Review Summary: The Appleseed Cast play in your living room.
You are sitting in your living room - watching some TV, studying, reading, typing away, whatever it is that you do - and the Appleseed Cast are right next to you, playing their new album
Illumination Ritual. You're just going about your business, after all they're old friends of yours. Their music has a certain feeling of nostalgia, a kindness even. The band members are seated casually as if in a rehearsal, focused on their respective instruments but relaxed at the same time. This is what listening to
Illumination Ritual sounds like: The Appleseed Cast are neither in your face nor the background, but playing right next to you, and you are letting their music wash over you.
The soft production of the album treats the vocals, guitars, bass and drums with equal favour, and lets the playing of the instruments themselves dictate when they come to the forefront. This is most common with the drums, as they are definitely the most active instrument on the album. The songs, often repetitive but not dull, definitely benefit from off-kilter rhythms and sometimes it is the drums that grab your attention if it happens to wander. However, there are times when the playing itself seems sloppy and even once or twice slips out of time with the rest of the band, along with a slight few sour notes from the lead guitar. The guitars give the album it's atmosphere, ranging from the usual post rock treatment of delay pedals and soaring leads to the rockier moments in
Barrier Islands (Do We Remain) and
Cathedral Rings (which happen to be the album's best songs). Lastly, the vocals of Chris Crisci are unquestionably treated as an instrument, with Crisci often holding back until the perfect moment (even if it's more than halfway through a song) to bring his soft and warm voice into the fray.

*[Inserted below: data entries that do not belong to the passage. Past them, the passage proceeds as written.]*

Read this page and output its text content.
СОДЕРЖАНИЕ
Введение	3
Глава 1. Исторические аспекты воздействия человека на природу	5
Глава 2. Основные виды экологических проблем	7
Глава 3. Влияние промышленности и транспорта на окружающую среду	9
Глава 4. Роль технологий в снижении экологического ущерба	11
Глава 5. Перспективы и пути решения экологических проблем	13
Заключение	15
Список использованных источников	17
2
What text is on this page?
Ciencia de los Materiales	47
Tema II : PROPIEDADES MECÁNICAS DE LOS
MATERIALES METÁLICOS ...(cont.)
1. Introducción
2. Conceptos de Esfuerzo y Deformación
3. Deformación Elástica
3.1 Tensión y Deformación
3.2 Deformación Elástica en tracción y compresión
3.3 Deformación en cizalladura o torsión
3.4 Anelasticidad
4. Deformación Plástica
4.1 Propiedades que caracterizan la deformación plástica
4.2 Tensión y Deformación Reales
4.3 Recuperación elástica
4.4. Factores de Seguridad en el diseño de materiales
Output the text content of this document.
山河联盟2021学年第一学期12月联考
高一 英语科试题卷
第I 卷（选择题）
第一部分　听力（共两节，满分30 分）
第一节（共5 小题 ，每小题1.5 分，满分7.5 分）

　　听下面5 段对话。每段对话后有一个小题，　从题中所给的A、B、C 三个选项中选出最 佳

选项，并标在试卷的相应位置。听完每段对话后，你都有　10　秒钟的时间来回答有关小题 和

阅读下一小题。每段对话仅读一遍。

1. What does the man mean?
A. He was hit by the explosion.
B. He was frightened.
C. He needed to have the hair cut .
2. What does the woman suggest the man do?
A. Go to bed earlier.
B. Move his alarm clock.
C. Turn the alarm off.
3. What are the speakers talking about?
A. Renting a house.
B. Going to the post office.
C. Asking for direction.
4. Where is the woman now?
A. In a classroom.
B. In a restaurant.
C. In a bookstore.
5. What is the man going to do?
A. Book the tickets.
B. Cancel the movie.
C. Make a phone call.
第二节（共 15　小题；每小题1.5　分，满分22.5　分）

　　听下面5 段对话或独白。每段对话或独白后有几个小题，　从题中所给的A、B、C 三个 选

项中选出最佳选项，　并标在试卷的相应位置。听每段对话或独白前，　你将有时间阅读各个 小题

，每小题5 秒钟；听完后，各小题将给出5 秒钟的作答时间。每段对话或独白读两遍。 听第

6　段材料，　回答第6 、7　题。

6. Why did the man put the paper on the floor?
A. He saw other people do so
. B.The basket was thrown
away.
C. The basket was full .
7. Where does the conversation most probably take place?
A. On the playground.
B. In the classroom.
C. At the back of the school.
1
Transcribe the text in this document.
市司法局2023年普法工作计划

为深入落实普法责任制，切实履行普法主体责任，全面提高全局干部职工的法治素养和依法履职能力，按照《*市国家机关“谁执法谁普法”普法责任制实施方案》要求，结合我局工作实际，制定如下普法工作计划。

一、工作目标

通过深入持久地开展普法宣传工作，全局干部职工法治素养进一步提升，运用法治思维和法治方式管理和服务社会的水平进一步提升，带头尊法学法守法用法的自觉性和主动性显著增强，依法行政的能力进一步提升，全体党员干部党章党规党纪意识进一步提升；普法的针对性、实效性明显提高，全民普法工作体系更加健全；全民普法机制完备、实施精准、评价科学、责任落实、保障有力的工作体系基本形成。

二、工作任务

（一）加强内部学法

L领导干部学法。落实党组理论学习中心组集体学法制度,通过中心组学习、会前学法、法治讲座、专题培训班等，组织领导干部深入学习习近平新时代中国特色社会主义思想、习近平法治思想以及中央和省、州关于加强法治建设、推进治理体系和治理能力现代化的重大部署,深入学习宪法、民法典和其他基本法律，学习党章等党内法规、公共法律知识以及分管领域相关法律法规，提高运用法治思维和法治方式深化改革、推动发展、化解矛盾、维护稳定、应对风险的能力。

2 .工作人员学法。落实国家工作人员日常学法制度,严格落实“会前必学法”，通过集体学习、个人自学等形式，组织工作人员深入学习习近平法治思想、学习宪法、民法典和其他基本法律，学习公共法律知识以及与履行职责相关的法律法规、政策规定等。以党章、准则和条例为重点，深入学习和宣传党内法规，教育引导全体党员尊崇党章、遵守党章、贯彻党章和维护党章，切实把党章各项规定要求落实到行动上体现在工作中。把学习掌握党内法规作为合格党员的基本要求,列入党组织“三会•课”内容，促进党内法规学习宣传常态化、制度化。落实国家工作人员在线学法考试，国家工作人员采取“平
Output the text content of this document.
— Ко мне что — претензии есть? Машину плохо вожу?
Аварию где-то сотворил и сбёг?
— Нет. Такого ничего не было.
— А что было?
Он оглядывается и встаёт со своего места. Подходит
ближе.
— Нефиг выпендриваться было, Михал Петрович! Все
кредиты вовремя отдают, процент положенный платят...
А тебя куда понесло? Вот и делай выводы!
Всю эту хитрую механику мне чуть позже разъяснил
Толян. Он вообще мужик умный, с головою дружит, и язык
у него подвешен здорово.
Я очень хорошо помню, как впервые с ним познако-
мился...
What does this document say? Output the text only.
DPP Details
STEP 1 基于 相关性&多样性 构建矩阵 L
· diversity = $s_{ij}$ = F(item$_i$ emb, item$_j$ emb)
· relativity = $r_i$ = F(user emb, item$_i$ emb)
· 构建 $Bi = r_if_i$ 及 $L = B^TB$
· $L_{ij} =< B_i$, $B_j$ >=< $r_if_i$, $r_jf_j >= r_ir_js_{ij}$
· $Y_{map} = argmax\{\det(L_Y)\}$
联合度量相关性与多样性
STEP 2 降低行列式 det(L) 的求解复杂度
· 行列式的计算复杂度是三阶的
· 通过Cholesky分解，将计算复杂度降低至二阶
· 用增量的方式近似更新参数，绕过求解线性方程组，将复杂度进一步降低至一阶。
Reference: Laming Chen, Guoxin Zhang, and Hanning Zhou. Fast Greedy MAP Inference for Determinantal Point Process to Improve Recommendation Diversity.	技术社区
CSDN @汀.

The Appleseed Cast have sat somewhere in between the camps of post rock, math rock, indie and emo quite comfortably for their tenure as a band. That is not to say that they haven't explored to the very edge of these genres, and
Illumination Ritual steps up over the slow, mostly instrumental musings of 2009's
Sagarmantha and the
Middle States EP by upping the energy and tempo, and avoiding the tried and tested post rock method of building up to massive climaxes over and over. Having said this, there are points where the music completely falls into the background:
Barrier Islands, North Star Ordination, and
Clearing Life bleed into one another if you're not listening closely enough, being of the same tempo and similar character. Even if this was the band's intention, it makes for a confusing listen, though the songs themselves are superb. Of the electronic-tinged instrumentals,
Simple Forms and the title track are easily the choice cuts over
Branches on the Arrow Peak Revelation, in which the odd timed drums and fractured guitar don't work together, leaving the track sounding like an unfinished (living room) demo. Elsewhere, the longer compositions of
Adriatic to Black Sea,
Great Lake Derelict and the soft, more simple
30 Degrees, 3 AM showcase the upsides of
Illumination Ritual: the ethereal guitars, the energetic drum playing, the careful vocals, and most of all the fact that it all works together. Aside from the aforementioned
Branches, the album flows impeccably, and the band sometimes hold onto the moment for too long, but they always make sure what's coming next is worth the wait (see
North Star Ordination).
All of these factors - the soft production, the very occasional but forgivable sloppiness, and the sense of nostalgia - contribute to the feeling that across the duration of the album, the Appleseed Cast are right next to you the whole time. The band aren't put off by your old copies of
Low Level Owl, Volume 1 and
Two Conversations sitting proudly in your living room, because they know that after all these years they are still perfectly capable of producing quality material.
Illumination Ritual is not melancholic; it sounds fulfilled.